480MbpsのBus動作を実現するためには電気的な仕様の変更が、USB1.xとの互換性を維持しながら必要になります。 また、12/1.5Mbpsの転送と480Mbpsの転送が混在できるようにするために、プロトコルの変更が必要になります。また、USB1.xで目立つようになってきた問題点も改善されます。

USB2.0では仕様追加として480Mbpsの転送が規定されました。USB2.0ではUSB1.1の上位互換の仕様ですから、USB1.1のシステムにつないだ場合にも正常の通信ができなければなりません(装置としてfull機能を使用できるかどうかは別ですが)。これに対応した12Mbpsと480Mbpsの両方で動作できるデバイスがhigh-Speed capable deviceと呼ばれます。USB2.0では480Mbpsを実現するためにコネクタ、ケーブルが変更されることはありません。つまり、外見えに480Mbpsのシステムか12Mbpsのシステムかを判定することはできないのです。このため、ホスト、ファンクションの両方にとってどのような通信スピードで動作するかを示し合う必要があります。USB1.1までではファンクション側に接続されたプルアップ抵抗の位置によってfull-Speedとlow-Speedの判定していました。

 

Chirp handshake

 

high-Speedはプルアップ抵抗の位置でスピードを判定する方法は取れませんので何か別の方法が必要になります。デバイスはhigh-Speed capable deviceでも12Mbpsで動作できなければなりません。このことを利用して、すべてのデバイスはまずfull-Speed デバイスとして接続され、その後、利用できる動作スピードをホストとファンクションの間で確認しあうようになっています。これをChirp handshakeと読んでいます。Chirp handshakeは以下のようなタイミングでUSB Reset sequenceの間に行われます。

 

Chirp handsakeタイミング

 

Chirp handshakeタイミング

 

Chirp handshakeの終わりにファンクション側のプルアップ抵抗をoffにして、USB2.0 high-Speed bufferとして動作するようになります。
何らかの理由でhigh-Speed capable deviceにも関わらず、480Mbpsで通信できなかった時のために、SoftwareによるRetryの思想としてGet_Descriptor Device_QualifierとGet_Descriptor Other_Speed_Configurationが追加されました。
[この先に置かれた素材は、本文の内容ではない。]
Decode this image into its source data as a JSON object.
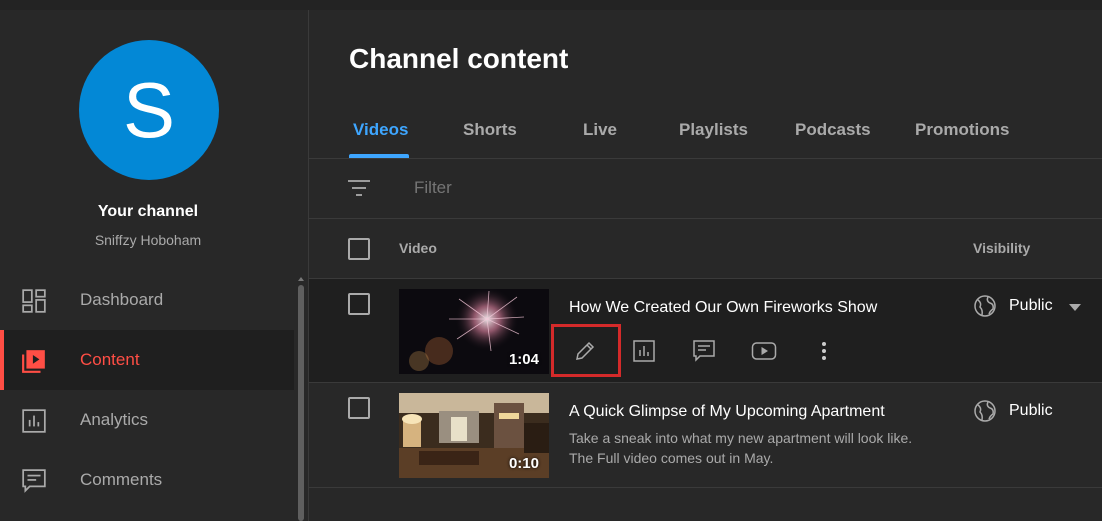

Get_Descriptor Device_QualifierとGet_Descriptor Other_Speed_Configurationについて

high-Speed modeではIdleとしてD+ = D- = Low を使いますから、そのままではSUSPEND状態とUSBRESETの区別がつきません。
このため、以下のように規定時間以上のD+ = D- = Lowを検出したら、ファンクション側のプルアップ抵抗を有効にする事でSUSPENDかUSB RESETかの判定を行います。